The goal of the CBLUE challenge list is to enable researchers to effectively use the data of real scenes under the concept of legality, openness and sharing, and to make researchers pay more attention to the generalization performance of the model through the setting of multi-task scenes. It is also hoped that the publicly available baseline evaluation code will contribute to the technological advancement of the medical AI community. Baseline code address is:, it is helpful to think of the reader can star this project. Hope in the mutton bustin challenge on the list of friends please click:

Reference 7.




[4]. Jacob Devlin, Ming-Wei Chang, Kenton Lee, and Kristina Toutanova. Bert: Pre-training of deep bidirectional transformers for language understanding. In NAACL-HLT, 2018.

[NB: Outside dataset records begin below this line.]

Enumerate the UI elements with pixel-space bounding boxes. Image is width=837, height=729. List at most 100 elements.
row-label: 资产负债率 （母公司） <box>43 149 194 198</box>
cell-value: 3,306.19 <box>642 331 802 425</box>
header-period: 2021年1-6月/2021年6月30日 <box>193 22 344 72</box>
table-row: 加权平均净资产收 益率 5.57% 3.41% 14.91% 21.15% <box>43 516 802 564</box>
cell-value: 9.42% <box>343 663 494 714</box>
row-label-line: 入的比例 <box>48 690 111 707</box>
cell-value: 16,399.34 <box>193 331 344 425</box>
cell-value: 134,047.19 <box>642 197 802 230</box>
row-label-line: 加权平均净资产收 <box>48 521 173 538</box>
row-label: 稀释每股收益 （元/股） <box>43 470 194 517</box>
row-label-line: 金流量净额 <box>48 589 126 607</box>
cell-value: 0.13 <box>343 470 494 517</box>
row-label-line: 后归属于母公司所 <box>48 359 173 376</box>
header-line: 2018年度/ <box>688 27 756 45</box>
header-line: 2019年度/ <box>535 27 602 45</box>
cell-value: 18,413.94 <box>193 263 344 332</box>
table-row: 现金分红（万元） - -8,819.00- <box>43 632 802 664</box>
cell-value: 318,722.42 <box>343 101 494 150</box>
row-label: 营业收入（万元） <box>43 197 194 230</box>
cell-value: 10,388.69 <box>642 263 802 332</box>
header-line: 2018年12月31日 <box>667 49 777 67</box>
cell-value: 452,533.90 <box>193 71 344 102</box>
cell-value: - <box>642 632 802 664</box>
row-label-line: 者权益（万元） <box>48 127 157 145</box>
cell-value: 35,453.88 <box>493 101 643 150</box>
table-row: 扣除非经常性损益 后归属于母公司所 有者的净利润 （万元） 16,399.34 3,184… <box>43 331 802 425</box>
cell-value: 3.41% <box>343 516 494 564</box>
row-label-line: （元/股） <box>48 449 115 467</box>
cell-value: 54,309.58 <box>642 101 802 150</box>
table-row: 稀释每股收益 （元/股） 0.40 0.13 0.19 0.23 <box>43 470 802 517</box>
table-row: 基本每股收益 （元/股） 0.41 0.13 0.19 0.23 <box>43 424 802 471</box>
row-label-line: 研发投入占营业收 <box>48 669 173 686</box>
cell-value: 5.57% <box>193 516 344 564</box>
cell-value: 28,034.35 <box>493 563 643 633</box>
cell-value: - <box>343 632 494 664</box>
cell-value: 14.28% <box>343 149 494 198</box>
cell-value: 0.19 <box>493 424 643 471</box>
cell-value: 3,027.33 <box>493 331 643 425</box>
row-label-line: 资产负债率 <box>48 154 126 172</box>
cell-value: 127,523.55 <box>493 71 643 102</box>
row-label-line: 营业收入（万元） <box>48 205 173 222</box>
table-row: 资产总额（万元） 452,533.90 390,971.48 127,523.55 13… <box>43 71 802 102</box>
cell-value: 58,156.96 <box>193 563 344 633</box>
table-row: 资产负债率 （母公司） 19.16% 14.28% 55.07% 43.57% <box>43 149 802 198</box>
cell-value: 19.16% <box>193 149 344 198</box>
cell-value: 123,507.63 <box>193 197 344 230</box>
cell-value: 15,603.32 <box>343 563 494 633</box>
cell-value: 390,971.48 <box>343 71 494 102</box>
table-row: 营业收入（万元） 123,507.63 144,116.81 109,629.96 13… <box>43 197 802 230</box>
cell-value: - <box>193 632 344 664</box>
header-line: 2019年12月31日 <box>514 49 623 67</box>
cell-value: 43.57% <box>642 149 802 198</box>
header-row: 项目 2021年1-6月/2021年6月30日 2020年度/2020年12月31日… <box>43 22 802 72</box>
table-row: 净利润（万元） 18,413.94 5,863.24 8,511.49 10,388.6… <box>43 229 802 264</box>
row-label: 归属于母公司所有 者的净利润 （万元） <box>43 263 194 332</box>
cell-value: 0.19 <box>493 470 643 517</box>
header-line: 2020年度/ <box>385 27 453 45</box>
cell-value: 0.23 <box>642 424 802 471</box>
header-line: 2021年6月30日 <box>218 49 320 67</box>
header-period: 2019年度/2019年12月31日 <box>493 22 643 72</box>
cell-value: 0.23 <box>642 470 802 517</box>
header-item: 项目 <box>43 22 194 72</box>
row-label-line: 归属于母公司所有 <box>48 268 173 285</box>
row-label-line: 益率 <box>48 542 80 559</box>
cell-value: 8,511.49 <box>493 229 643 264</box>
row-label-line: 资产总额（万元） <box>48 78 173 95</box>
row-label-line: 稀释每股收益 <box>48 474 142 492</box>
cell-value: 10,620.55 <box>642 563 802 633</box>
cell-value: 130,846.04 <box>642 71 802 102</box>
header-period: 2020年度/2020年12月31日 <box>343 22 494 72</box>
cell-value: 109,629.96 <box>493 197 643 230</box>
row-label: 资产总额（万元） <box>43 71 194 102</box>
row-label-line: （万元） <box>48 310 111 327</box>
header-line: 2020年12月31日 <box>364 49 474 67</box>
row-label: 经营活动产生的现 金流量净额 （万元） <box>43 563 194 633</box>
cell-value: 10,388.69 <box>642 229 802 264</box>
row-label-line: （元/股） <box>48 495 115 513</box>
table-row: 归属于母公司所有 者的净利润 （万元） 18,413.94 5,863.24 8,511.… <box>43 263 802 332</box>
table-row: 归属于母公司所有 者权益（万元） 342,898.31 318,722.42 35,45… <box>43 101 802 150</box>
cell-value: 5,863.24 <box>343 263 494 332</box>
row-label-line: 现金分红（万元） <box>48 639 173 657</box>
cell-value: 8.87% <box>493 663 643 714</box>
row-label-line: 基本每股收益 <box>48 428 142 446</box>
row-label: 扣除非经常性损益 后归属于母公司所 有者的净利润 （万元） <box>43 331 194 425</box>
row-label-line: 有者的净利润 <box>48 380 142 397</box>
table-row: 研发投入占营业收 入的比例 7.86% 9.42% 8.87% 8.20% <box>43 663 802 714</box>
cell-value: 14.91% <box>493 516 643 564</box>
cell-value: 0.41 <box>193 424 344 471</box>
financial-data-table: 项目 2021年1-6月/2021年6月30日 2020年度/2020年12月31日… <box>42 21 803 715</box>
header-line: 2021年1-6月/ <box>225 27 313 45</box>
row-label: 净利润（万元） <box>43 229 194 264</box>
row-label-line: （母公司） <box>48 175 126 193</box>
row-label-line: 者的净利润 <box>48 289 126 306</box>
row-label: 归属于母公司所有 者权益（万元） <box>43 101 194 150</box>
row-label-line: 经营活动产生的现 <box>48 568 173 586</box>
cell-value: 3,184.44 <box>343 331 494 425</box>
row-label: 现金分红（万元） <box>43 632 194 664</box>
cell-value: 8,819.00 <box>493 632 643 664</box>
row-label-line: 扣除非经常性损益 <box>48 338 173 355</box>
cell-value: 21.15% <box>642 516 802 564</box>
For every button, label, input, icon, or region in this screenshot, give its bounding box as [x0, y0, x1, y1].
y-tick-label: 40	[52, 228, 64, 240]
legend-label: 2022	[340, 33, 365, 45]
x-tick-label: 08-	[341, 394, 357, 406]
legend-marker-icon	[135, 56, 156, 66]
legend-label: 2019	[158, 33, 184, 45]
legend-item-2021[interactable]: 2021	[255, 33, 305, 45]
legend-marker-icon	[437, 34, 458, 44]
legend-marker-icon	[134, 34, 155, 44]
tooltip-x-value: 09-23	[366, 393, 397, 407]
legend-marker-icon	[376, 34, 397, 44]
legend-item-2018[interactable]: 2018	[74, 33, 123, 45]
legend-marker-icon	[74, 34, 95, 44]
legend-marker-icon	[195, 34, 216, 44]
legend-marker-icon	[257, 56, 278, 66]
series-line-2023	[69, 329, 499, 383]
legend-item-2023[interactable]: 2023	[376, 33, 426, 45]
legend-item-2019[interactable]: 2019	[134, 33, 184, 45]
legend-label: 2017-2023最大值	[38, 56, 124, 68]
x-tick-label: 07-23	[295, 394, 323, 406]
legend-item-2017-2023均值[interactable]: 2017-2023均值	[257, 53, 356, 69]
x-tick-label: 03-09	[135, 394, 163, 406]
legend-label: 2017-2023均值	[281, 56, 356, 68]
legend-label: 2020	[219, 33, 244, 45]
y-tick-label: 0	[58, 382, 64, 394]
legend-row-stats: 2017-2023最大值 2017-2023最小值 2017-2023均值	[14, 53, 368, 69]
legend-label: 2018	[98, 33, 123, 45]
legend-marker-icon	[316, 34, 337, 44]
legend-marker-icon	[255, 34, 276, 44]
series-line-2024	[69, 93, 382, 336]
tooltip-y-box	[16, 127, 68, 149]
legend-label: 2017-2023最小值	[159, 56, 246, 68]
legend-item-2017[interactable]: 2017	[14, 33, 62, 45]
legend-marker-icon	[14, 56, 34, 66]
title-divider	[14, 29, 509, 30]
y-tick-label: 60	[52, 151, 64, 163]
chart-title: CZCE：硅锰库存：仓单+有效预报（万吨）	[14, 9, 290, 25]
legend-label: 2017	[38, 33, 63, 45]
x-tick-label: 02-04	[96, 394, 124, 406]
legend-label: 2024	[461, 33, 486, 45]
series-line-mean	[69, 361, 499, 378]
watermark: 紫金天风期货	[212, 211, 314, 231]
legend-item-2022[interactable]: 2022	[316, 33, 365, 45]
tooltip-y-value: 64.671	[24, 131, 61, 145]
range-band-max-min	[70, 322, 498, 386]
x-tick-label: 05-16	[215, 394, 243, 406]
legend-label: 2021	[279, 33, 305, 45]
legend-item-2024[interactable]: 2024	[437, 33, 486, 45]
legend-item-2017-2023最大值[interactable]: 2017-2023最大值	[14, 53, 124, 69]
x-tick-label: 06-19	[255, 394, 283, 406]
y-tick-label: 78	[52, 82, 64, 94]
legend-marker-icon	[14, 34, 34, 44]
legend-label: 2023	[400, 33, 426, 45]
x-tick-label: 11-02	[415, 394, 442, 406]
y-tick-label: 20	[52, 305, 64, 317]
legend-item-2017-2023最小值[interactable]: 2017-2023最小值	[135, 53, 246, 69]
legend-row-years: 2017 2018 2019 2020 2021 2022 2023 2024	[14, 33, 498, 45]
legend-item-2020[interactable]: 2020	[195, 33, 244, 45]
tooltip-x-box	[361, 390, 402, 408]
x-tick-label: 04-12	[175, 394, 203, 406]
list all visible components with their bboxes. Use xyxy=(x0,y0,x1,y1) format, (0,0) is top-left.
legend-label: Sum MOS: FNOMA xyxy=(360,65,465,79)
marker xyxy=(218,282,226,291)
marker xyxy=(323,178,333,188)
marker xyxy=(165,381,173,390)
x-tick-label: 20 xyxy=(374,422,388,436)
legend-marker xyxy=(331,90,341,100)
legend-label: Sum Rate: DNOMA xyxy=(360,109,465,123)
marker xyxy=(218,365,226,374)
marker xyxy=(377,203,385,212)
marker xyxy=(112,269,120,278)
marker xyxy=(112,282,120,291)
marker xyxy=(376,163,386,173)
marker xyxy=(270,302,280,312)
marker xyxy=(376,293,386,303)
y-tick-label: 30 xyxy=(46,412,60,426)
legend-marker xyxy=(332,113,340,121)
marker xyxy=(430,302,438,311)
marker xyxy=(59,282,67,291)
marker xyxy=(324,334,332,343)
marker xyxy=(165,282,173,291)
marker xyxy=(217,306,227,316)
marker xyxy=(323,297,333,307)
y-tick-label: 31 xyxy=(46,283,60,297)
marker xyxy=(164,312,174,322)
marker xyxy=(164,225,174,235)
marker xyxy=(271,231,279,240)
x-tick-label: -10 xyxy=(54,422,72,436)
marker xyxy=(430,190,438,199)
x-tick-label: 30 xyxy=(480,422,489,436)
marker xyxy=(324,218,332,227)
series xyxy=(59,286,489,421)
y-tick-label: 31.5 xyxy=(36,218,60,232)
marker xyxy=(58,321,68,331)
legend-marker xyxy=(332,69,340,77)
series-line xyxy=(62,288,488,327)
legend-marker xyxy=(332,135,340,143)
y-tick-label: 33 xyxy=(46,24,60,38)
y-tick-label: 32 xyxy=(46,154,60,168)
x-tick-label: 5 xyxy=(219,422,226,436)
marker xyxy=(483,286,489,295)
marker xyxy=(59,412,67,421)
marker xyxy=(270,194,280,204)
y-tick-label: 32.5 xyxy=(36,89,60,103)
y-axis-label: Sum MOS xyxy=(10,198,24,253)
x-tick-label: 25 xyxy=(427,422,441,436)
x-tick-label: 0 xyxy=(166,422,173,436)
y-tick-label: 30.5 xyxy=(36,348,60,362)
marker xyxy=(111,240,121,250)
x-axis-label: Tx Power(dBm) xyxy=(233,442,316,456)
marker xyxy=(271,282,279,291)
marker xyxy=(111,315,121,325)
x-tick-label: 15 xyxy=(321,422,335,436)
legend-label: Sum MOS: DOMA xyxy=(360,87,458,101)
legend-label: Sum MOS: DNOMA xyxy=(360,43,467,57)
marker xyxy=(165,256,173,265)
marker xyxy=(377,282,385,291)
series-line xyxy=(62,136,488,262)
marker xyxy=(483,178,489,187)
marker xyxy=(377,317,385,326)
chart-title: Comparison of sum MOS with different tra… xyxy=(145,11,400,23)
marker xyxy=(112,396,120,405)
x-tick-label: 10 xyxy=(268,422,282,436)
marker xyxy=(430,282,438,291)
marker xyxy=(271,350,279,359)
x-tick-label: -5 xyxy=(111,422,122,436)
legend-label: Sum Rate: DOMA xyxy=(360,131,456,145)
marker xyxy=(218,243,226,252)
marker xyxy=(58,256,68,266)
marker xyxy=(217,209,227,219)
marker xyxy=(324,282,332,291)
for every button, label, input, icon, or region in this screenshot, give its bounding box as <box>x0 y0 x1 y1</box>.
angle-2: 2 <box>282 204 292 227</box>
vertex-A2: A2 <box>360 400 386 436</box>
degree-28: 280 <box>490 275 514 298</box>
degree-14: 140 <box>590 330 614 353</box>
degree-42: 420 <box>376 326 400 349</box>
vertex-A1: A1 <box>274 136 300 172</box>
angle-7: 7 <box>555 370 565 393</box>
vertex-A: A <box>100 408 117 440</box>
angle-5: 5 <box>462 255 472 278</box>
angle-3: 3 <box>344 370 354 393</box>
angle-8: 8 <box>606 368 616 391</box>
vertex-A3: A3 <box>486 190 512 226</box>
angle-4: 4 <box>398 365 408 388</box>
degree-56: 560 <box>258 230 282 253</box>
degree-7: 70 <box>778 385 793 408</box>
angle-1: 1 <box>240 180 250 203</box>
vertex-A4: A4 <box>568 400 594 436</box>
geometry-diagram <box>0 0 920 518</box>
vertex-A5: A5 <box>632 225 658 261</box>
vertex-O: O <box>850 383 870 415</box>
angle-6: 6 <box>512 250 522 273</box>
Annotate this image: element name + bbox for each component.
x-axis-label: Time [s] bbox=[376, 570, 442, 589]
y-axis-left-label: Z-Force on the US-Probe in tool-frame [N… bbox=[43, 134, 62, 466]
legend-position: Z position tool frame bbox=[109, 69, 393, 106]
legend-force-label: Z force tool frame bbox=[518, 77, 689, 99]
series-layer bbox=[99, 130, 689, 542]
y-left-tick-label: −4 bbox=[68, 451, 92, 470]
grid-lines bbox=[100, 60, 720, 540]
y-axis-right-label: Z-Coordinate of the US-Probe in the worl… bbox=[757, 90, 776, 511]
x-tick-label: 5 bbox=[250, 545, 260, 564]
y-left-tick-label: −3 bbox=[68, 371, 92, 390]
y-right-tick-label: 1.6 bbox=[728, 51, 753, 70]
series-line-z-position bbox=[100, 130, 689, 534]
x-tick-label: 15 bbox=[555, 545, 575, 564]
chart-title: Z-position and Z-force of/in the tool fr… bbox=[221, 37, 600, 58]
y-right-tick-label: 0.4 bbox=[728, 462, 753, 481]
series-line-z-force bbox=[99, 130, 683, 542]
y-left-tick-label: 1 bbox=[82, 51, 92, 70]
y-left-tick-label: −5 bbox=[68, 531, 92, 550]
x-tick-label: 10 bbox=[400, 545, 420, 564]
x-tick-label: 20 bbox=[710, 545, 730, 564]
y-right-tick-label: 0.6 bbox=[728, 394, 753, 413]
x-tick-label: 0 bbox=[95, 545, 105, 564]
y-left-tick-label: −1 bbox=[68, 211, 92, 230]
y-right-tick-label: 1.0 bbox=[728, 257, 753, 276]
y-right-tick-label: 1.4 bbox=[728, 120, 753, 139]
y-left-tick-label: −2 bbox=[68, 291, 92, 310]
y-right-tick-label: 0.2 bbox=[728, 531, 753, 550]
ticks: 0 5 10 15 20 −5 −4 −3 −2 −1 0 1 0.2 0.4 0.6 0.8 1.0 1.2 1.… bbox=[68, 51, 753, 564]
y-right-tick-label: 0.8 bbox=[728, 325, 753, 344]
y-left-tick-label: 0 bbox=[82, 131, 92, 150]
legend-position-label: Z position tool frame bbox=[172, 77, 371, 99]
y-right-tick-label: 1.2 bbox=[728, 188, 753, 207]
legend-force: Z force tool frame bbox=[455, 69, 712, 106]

[5]. Yiming Cui, Wanxiang Che, Ting Liu, Bing Qin, Ziqing Yang, Shijin Wang, and Guoping Hu. Pre-training with whole word masking for chinese bert. arXiv preprint arXiv:1906.08101, 2019.

[6]. Yinhan Liu, Myle Ott, Naman Goyal, Jingfei Du, Mandar Joshi, Danqi Chen, Omer Levy, Mike Lewis, Luke Zettlemoyer, Arxiv Preprint Arxiv :1907.11692, 2019. Arxiv Preprint Arxiv :1907.11692, 2019. Arxiv Preprint Arxiv :1907.11692, 2019

[7]. Zhenzhong Lan, Mingda Chen, Sebastian Goodman, Kevin Gimpel, Piyush Sharma, and Radu Soricut. Albert: A lite bert for self-supervised learning of language representations. arXiv preprint arXiv:1909.11942, 2019.

[8]. Shizhe Diao, Jiaxin Bai, Y an Song, Tong Zhang, and Y onggang Wang. Zen: pre-training chinese text encoder enhanced by n-gram representations. arXiv preprint arXiv:1911.00720, 2019.

[9]. Yiming Cui, Wanxiang Che, Ting Liu, Bing Qin, Shijin Wang, Arxiv Preprint Arxiv :2004.13922, and Guoping Hu. Revisiting pre-trained models for Chinese natural language processing. 2020.


Copyright Notice:The content of this article is contributed by Aliyun real-name registered users, and the copyright belongs to the original author. Aliyun developer community does not own the copyright and does not bear the corresponding legal liability. For specific rules, please refer to User Service Agreement of Alibaba Cloud Developer Community and Guidance on Intellectual Property Protection of Alibaba Cloud Developer Community. If you find any suspected plagiarism in the community, fill in the infringement complaint form to report, once verified, the community will immediately delete the suspected infringing content.